Les chevaux de location!
     "Deuxième partie" 

 

À 24 ans... hum, disons que les choses ont bien changées depuis!
Ici, j'ai le sourire un peu plus facile qu'à 17 ans
et ce n'est pas le drink qui est en cause, détrompez-vous!


Maintenant, voici une autre épopée de mes aventures avec les chevaux de location! Celle-ci se passe en 1977...

Pierre et moi adorions louer des chevaux. Nous y allions tellement souvent que les responsables du centre équestre nous laissaient partir sans guide.

Imaginez les belles balades romantiques que nous faisions tout en regardant le paysage se dérouler sous nos yeux. Un seul endroit critique pendant ce parcours, le sentier qui longeait un précipice. À chaque passage à cet endroit, mon espoir était que le cheval ne panique pas car notre promenade se déroulerait tout en bas et comme j'ai de l'imagination à revendre, je nous y voyais déjà. Mais par chance, cela n'arriva jamais.

À notre dernière balade, le temps était plutôt maussade. La météo n'annonçant pas de pluie, l'on nous autorisa à partir quand même. Après un peu plus d'une demi-heure de parcours, Pierre me dit: "Vite, on retourne au centre et on se dépêche".

Pas le temps de questionner, il était déjà au galop. Je me demandais bien quelle mouche l'avait piqué pour avoir l'air paniqué à ce point. Je m'élance donc à sa suite, à une vitesse telle que j'aurais sûrement gagné la compétition, si course il y avait eu.

Après un bon quinze minutes à ce régime, une douleur effrayante me tarauda le ventre. La douleur était si intense que j'en perdais l'équilibre. Je criai donc pour que Pierre s'arrête avant que je ne fasse une chute et comme nous étions presque arrivés, le reste du chemin se fit au pas.

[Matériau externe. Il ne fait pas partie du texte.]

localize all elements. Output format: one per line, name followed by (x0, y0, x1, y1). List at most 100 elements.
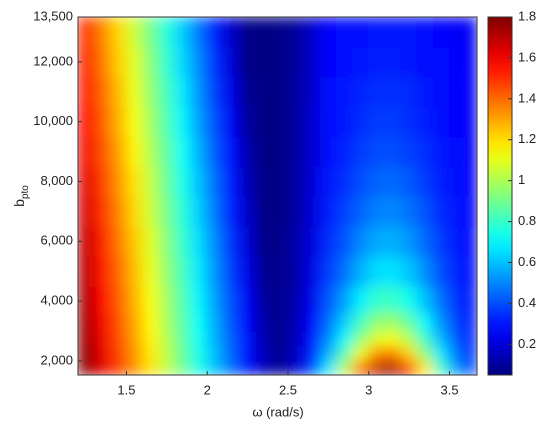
contour-cell (335, 166, 354, 197)
contour-cell (255, 311, 273, 332)
contour-cell (400, 46, 418, 78)
contour-cell (158, 17, 176, 48)
contour-cell (319, 136, 337, 168)
contour-cell (368, 17, 386, 48)
contour-cell (400, 166, 418, 197)
contour-cell (174, 136, 192, 168)
contour-cell (93, 166, 111, 197)
contour-cell (174, 360, 192, 375)
contour-cell (335, 46, 354, 78)
contour-cell (158, 136, 176, 168)
y-tick-label: 8,000 (40, 173, 73, 188)
contour-cell (416, 225, 434, 257)
contour-cell (109, 136, 127, 168)
contour-cell (432, 46, 451, 78)
contour-cell (368, 166, 386, 197)
contour-cell (206, 311, 224, 332)
contour-cell (384, 166, 402, 197)
contour-cell (78, 46, 95, 78)
contour-cell (400, 330, 418, 347)
contour-cell (465, 285, 477, 313)
contour-cell (368, 136, 386, 168)
contour-cell (368, 285, 386, 313)
contour-cell (174, 255, 192, 287)
contour-cell (93, 311, 111, 332)
contour-cell (400, 285, 418, 313)
contour-cell (352, 195, 370, 227)
contour-cell (109, 195, 127, 227)
contour-cell (400, 255, 418, 287)
contour-cell (400, 106, 418, 138)
contour-cell (109, 166, 127, 197)
contour-cell (109, 285, 127, 313)
contour-cell (239, 195, 257, 227)
contour-cell (432, 255, 451, 287)
contour-cell (174, 225, 192, 257)
contour-cell (465, 76, 477, 108)
contour-cell (125, 360, 144, 375)
contour-cell (158, 285, 176, 313)
contour-cell (190, 76, 208, 108)
y-tick-label: 2,000 (40, 352, 73, 367)
contour-cell (319, 285, 337, 313)
contour-cell (287, 285, 305, 313)
contour-cell (287, 76, 305, 108)
contour-cell (142, 106, 160, 138)
colorbar-tick-label: 0.2 (518, 336, 536, 351)
contour-cell (206, 106, 224, 138)
contour-cell (125, 330, 144, 347)
contour-cell (239, 225, 257, 257)
contour-cell (400, 311, 418, 332)
contour-cell (449, 17, 467, 48)
contour-cell (352, 76, 370, 108)
contour-cell (239, 255, 257, 287)
contour-cell (384, 330, 402, 347)
contour-cell (352, 17, 370, 48)
contour-cell (93, 195, 111, 227)
contour-cell (287, 225, 305, 257)
contour-cell (158, 106, 176, 138)
x-tick-label: 1.5 (117, 382, 135, 397)
contour-cell (465, 345, 477, 362)
contour-cell (384, 17, 402, 48)
contour-cell (352, 345, 370, 362)
contour-cell (142, 345, 160, 362)
contour-cell (158, 46, 176, 78)
contour-cell (222, 255, 241, 287)
contour-cell (352, 360, 370, 375)
contour-cell (222, 225, 241, 257)
contour-cell (206, 225, 224, 257)
contour-cell (287, 136, 305, 168)
contour-cell (190, 46, 208, 78)
contour-cell (287, 46, 305, 78)
contour-cell (400, 345, 418, 362)
contour-cell (222, 166, 241, 197)
y-axis-label: bpto (11, 185, 31, 207)
contour-cell (206, 255, 224, 287)
contour-cell (303, 345, 321, 362)
contour-cell (158, 345, 176, 362)
colorbar-tick-label: 0.6 (518, 254, 536, 269)
contour-cell (222, 330, 241, 347)
contour-cell (109, 17, 127, 48)
contour-cell (465, 17, 477, 48)
contour-cell (78, 17, 95, 48)
contour-cell (416, 46, 434, 78)
contour-cell (142, 166, 160, 197)
contour-cell (125, 345, 144, 362)
contour-cell (93, 17, 111, 48)
contour-cell (109, 311, 127, 332)
contour-cell (352, 46, 370, 78)
contour-cell (158, 225, 176, 257)
contour-cell (352, 255, 370, 287)
contour-cell (449, 345, 467, 362)
contour-cell (271, 360, 289, 375)
colorbar-tick-label: 1.8 (518, 8, 536, 23)
contour-cell (432, 285, 451, 313)
contour-cell (319, 195, 337, 227)
contour-cell (319, 345, 337, 362)
contour-cell (239, 136, 257, 168)
colorbar-tick-label: 1.4 (518, 90, 536, 105)
contour-cell (368, 330, 386, 347)
colorbar (487, 16, 513, 376)
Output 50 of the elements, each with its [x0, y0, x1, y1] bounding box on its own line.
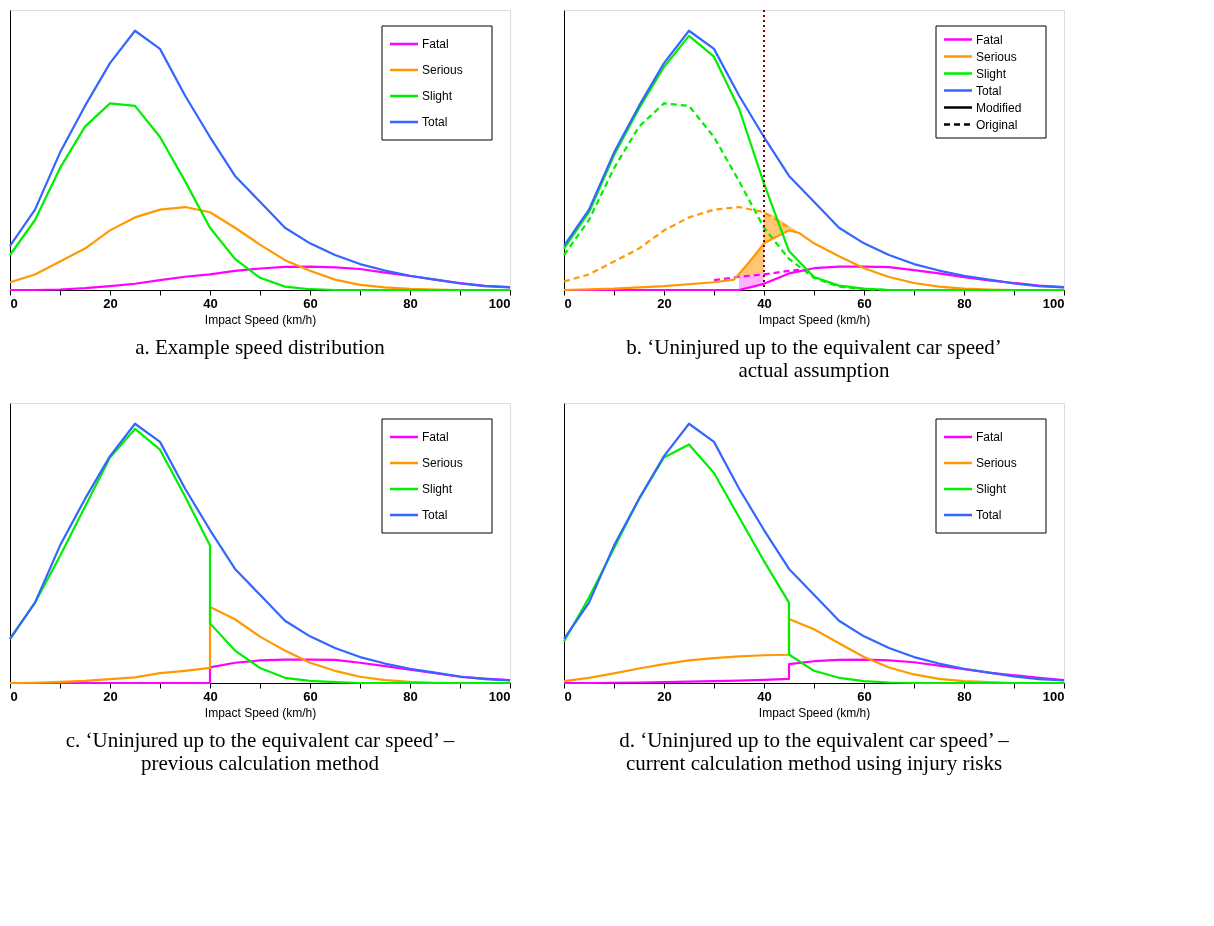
x-tick-label: 60 [857, 688, 872, 704]
x-tick-label: 40 [757, 688, 772, 704]
x-axis-title: Impact Speed (km/h) [204, 312, 317, 327]
x-axis-title: Impact Speed (km/h) [758, 705, 871, 720]
x-tick-label: 0 [564, 295, 572, 311]
x-tick-label: 40 [203, 295, 218, 311]
x-tick-label: 100 [488, 688, 511, 704]
x-tick-label: 0 [10, 688, 18, 704]
legend-label: Serious [422, 63, 463, 77]
legend-label: Original [976, 117, 1018, 132]
x-tick-label: 80 [957, 688, 972, 704]
x-tick-label: 0 [10, 295, 18, 311]
legend-label: Fatal [422, 430, 449, 444]
legend-label: Slight [976, 482, 1007, 496]
legend-label: Slight [422, 89, 453, 103]
x-tick-label: 100 [488, 295, 511, 311]
x-tick-label: 40 [757, 295, 772, 311]
legend-label: Slight [976, 66, 1007, 81]
x-axis-title: Impact Speed (km/h) [204, 705, 317, 720]
legend-label: Serious [422, 456, 463, 470]
x-tick-label: 40 [203, 688, 218, 704]
legend-label: Fatal [976, 32, 1003, 47]
legend-label: Total [422, 508, 448, 522]
x-tick-label: 20 [657, 688, 672, 704]
x-tick-label: 60 [303, 295, 318, 311]
x-tick-label: 100 [1042, 295, 1065, 311]
x-tick-label: 100 [1042, 688, 1065, 704]
legend-label: Total [422, 115, 448, 129]
legend-label: Fatal [422, 37, 449, 51]
legend-label: Fatal [976, 430, 1003, 444]
legend-label: Serious [976, 456, 1017, 470]
text: d. ‘Uninjured up to the equivalent car speed’ – current calculation method using injury risks [619, 728, 1010, 775]
legend-label: Modified [976, 100, 1022, 115]
legend-label: Serious [976, 49, 1017, 64]
x-tick-label: 20 [103, 295, 118, 311]
x-tick-label: 60 [857, 295, 872, 311]
text: b. ‘Uninjured up to the equivalent car speed’ actual assumption [626, 335, 1002, 382]
x-tick-label: 80 [403, 688, 418, 704]
x-tick-label: 20 [103, 688, 118, 704]
x-tick-label: 20 [657, 295, 672, 311]
text: c. ‘Uninjured up to the equivalent car speed’ – previous calculation method [65, 728, 455, 775]
x-axis-title: Impact Speed (km/h) [758, 312, 871, 327]
x-tick-label: 80 [403, 295, 418, 311]
x-tick-label: 0 [564, 688, 572, 704]
legend-label: Total [976, 508, 1002, 522]
x-tick-label: 80 [957, 295, 972, 311]
text: a. Example speed distribution [135, 335, 386, 359]
legend-label: Total [976, 83, 1002, 98]
x-tick-label: 60 [303, 688, 318, 704]
legend-label: Slight [422, 482, 453, 496]
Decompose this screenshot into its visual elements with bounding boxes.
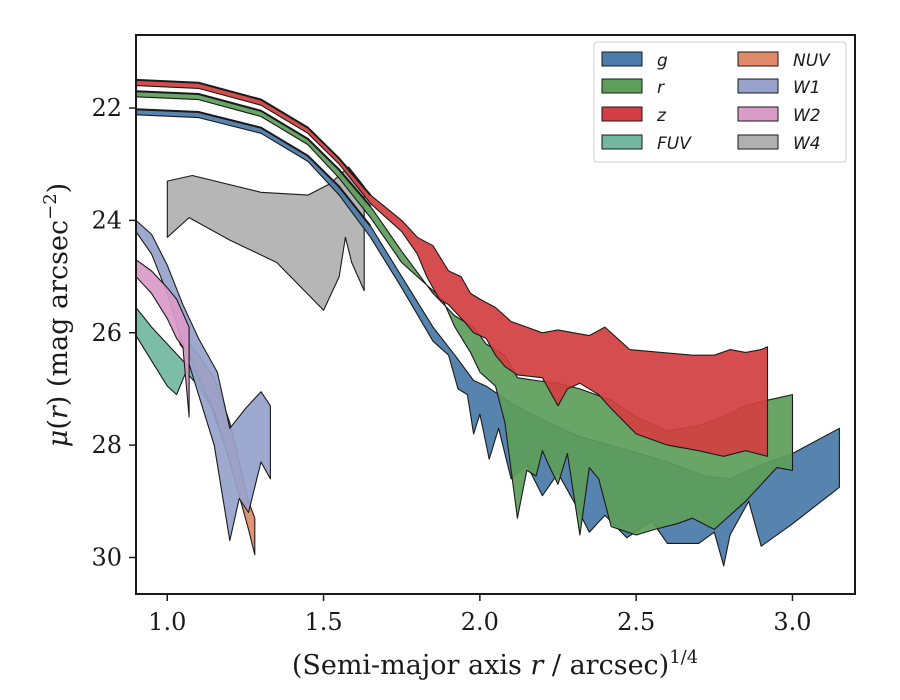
- legend-swatch-r: [601, 78, 643, 94]
- band-z: [136, 79, 769, 457]
- legend-label-z: z: [656, 106, 667, 126]
- profile-line-layer: [136, 78, 372, 227]
- plot-frame: [135, 34, 856, 595]
- legend-label-w1: W1: [793, 78, 821, 98]
- legend-label-r: r: [657, 78, 665, 98]
- legend-label-nuv: NUV: [793, 51, 831, 71]
- x-tick-label: 1.5: [304, 608, 342, 636]
- y-tick-label: 26: [91, 319, 122, 347]
- legend-swatch-z: [601, 106, 643, 122]
- profile-line-z: [136, 78, 372, 196]
- band-w1: [136, 219, 271, 542]
- x-tick-label: 3.0: [773, 608, 811, 636]
- x-tick-label: 2.0: [461, 608, 499, 636]
- x-tick-label: 1.0: [148, 608, 186, 636]
- axis-ticks: 1.0 1.5 2.0 2.5 3.0 22 24 26 28 30: [91, 94, 811, 636]
- band-w2: [136, 259, 190, 418]
- y-axis-title: μ(r) (mag arcsec−2): [40, 183, 74, 447]
- x-tick-label: 2.5: [617, 608, 655, 636]
- legend-swatch-w4: [737, 134, 779, 150]
- y-tick-label: 24: [91, 206, 122, 234]
- legend-label-w2: W2: [793, 106, 821, 126]
- legend-label-w4: W4: [793, 134, 821, 154]
- legend-swatch-nuv: [737, 51, 779, 67]
- legend-frame: [593, 41, 847, 163]
- legend-swatch-w1: [737, 78, 779, 94]
- y-tick-label: 22: [91, 94, 122, 122]
- x-axis-title: (Semi-major axis r / arcsec)1/4: [292, 647, 698, 681]
- legend-swatch-g: [601, 51, 643, 67]
- legend-swatch-w2: [737, 106, 779, 122]
- legend-label-g: g: [657, 51, 668, 71]
- profile-line-r: [136, 90, 372, 208]
- profile-line-g: [136, 108, 372, 227]
- band-layer: [136, 79, 840, 567]
- legend-swatch-fuv: [601, 134, 643, 150]
- legend: grz FUV NUV W1 W2 W4: [593, 41, 847, 163]
- y-tick-label: 28: [91, 431, 122, 459]
- legend-label-fuv: FUV: [657, 134, 692, 154]
- band-g: [136, 108, 840, 567]
- y-tick-label: 30: [91, 543, 122, 571]
- band-w4: [166, 166, 365, 311]
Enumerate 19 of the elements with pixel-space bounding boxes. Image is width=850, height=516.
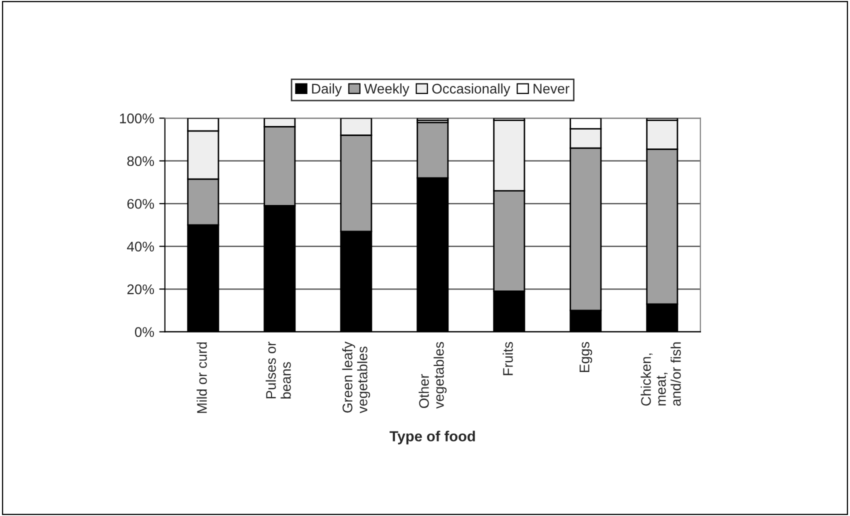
- x-tick-label: Green leafy vegetables: [342, 342, 370, 414]
- x-tick-label: Eggs: [580, 342, 592, 372]
- y-tick-label: 60%: [127, 198, 154, 209]
- y-tick-label: 40%: [127, 242, 154, 252]
- legend-label: Occasionally: [432, 83, 510, 96]
- x-tick-label: Chicken, meat, and/or fish: [640, 342, 681, 406]
- x-tick-label: Mild or curd: [196, 342, 207, 413]
- legend-label: Daily: [312, 83, 342, 96]
- x-axis-title: Type of food: [390, 430, 475, 444]
- x-tick-label: Other vegetables: [418, 342, 447, 409]
- y-tick-label: 0%: [134, 327, 154, 337]
- legend-label: Weekly: [364, 83, 410, 96]
- legend-label: Never: [534, 84, 570, 94]
- y-tick-label: 20%: [127, 284, 154, 294]
- y-tick-label: 80%: [127, 156, 154, 166]
- x-tick-label: Pulses or beans: [266, 342, 291, 399]
- bar: [416, 118, 449, 121]
- y-tick-label: 100%: [120, 114, 154, 124]
- x-tick-label: Fruits: [502, 342, 513, 376]
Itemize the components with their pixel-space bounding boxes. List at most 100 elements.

J'en profitai pendant que la douleur diminuait pour lui demander quel vent de folie lui était passé par la tête. Ce à quoi je n'avais pas pensé, ni même remarqué et par chance, était qu'un orage se préparait. Les chevaux étant ferrés, ils se retrouvent donc "groundés" au sol et nous avions un handicap supplémentaire dont celui du danger d'être en dessous d'un arbre pendant un orage. L'assortiment des deux devenait plutôt dangereux car autant qu'un arbre, les fers attirent la foudre du moins apparemment...

J'appris la venue de la cigogne quelques temps plus tard... J'en déduis donc que la douleur ressentie ce jour là, venait de mon fils qui s'évertuait à me faire comprendre que je le brassais un peu trop... Imaginez, j'aurais pu le perdre sans même le savoir. Aujourd'hui, je peux vous dire qu'il est le seul enfant que j'ai réussi à mettre au monde et je me considère très très chanceuse de ne pas l'avoir perdu ce jour là!

Ce fut notre dernière promenade avec les chevaux de location.







 À Wildwood, attendant mon entrée en prison... Non, mais un voyage éclair comme seul Pierre en était capable.
 Départ vendredi 20:00 de Mtl et retour à la maison samedi soir minuit.